No matter how far back you look at Greek history, the olive tree will always be there.
It is seen as a symbol of peace, fertility, health, faith, and strength, with the branches commonly used as decoration at both Greek weddings and baptisms, symbolising prosperity.
Since 2014, ERGOSE (a subsidiary company of TRAINOSE) in cooperation with local authorities, have been transferring the trees from areas expropriated for railway projects to other sites.
So far, more than 500 olive trees, some of which are centuries-old, have been saved.
They have been unrooted, carefully transferred, and re-planted in other areas of the country, so they can continue to provide oxygen and limit carbon in the atmosphere.
Following the devastating 2018 Attica wildfires, 60 olive trees were transplanted in the municipalities of Marathon and Rafina, along the Marathon race route, to restore the landscape.

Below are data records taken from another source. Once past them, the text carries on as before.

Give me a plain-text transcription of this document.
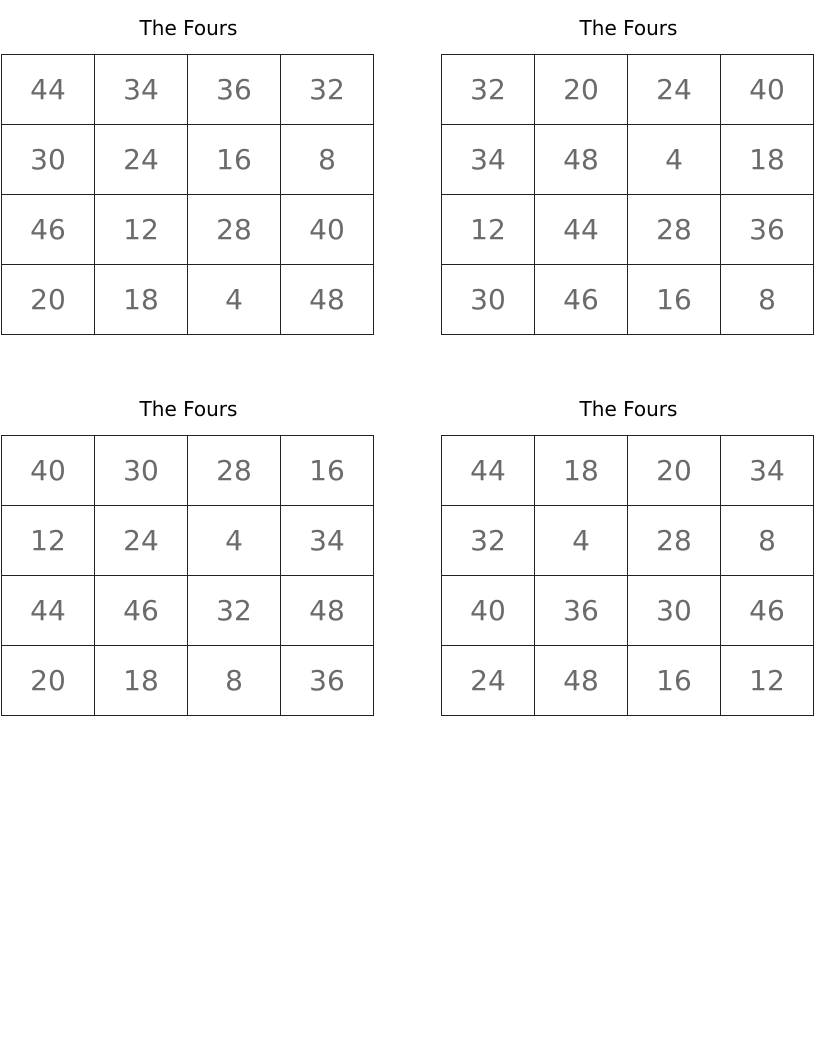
The Fours
44	34	36	32
30	24	16	8
46	12	28	40
20	18	4	48
The Fours
32	20	24	40
34	48	4	18
12	44	28	36
30	46	16	8
The Fours
40	30	28	16
12	24	4	34
44	46	32	48
20	18	8	36
The Fours
44	18	20	34
32	4	28	8
40	36	30	46
24	48	16	12
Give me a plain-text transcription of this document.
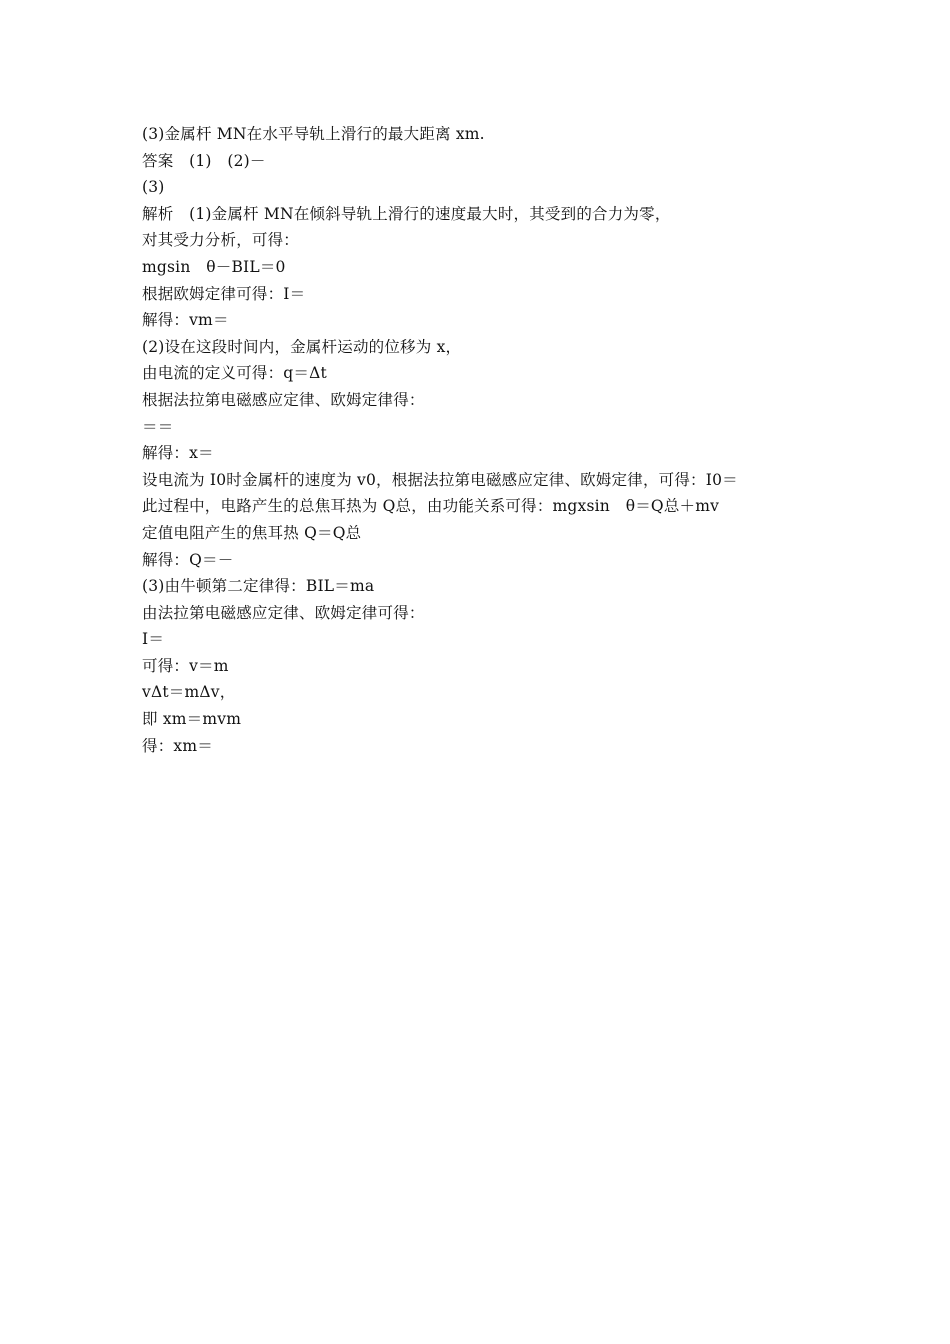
(3)金属杆 MN在水平导轨上滑行的最大距离 xm.
答案　(1)　(2)－
(3)
解析　(1)金属杆 MN在倾斜导轨上滑行的速度最大时，其受到的合力为零，
对其受力分析，可得：
mgsin　θ－BIL＝0
根据欧姆定律可得：I＝
解得：vm＝
(2)设在这段时间内，金属杆运动的位移为 x，
由电流的定义可得：q＝Δt
根据法拉第电磁感应定律、欧姆定律得：
＝＝
解得：x＝
设电流为 I0时金属杆的速度为 v0，根据法拉第电磁感应定律、欧姆定律，可得：I0＝
此过程中，电路产生的总焦耳热为 Q总，由功能关系可得：mgxsin　θ＝Q总＋mv
定值电阻产生的焦耳热 Q＝Q总
解得：Q＝－
(3)由牛顿第二定律得：BIL＝ma
由法拉第电磁感应定律、欧姆定律可得：
I＝
可得：v＝m
vΔt＝mΔv，
即 xm＝mvm
得：xm＝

More recently, a four centuries-old olive tree in Patras was moved to a new location, along with four other younger trees.
Mayor of Petroupoli (a western suburb of Athens), Stefanos Gabriel Vlachos, considers the rescue ‘olive operation’ a great gift for the city’s residents.
“We are proud that this olive tree, which is 400-500 years old, is now on our soil in Petroupoli. The locals have welcomed with enthusiasm our initiative, because there is no person in Greece whose life is not linked to the olive tree and its fruits,” he told Xinhua.
“For us, the olive is a sacred tree. It is an ancient symbol of culture and fertility. It was the symbol of Goddess Athena (of wisdom in ancient Greek mythology) …. It is the symbol of our country,” he said.
“In (ancient Greek poet) Homer’s work, the olive was the wood with which Odysseus blinded Polyphemus (the one-eyed giant son of Poseidon and Thoosa in Greek mythology). Hercules’ bat was also made of olive wood. The olive tree is inextricably linked with Greece’s culture.”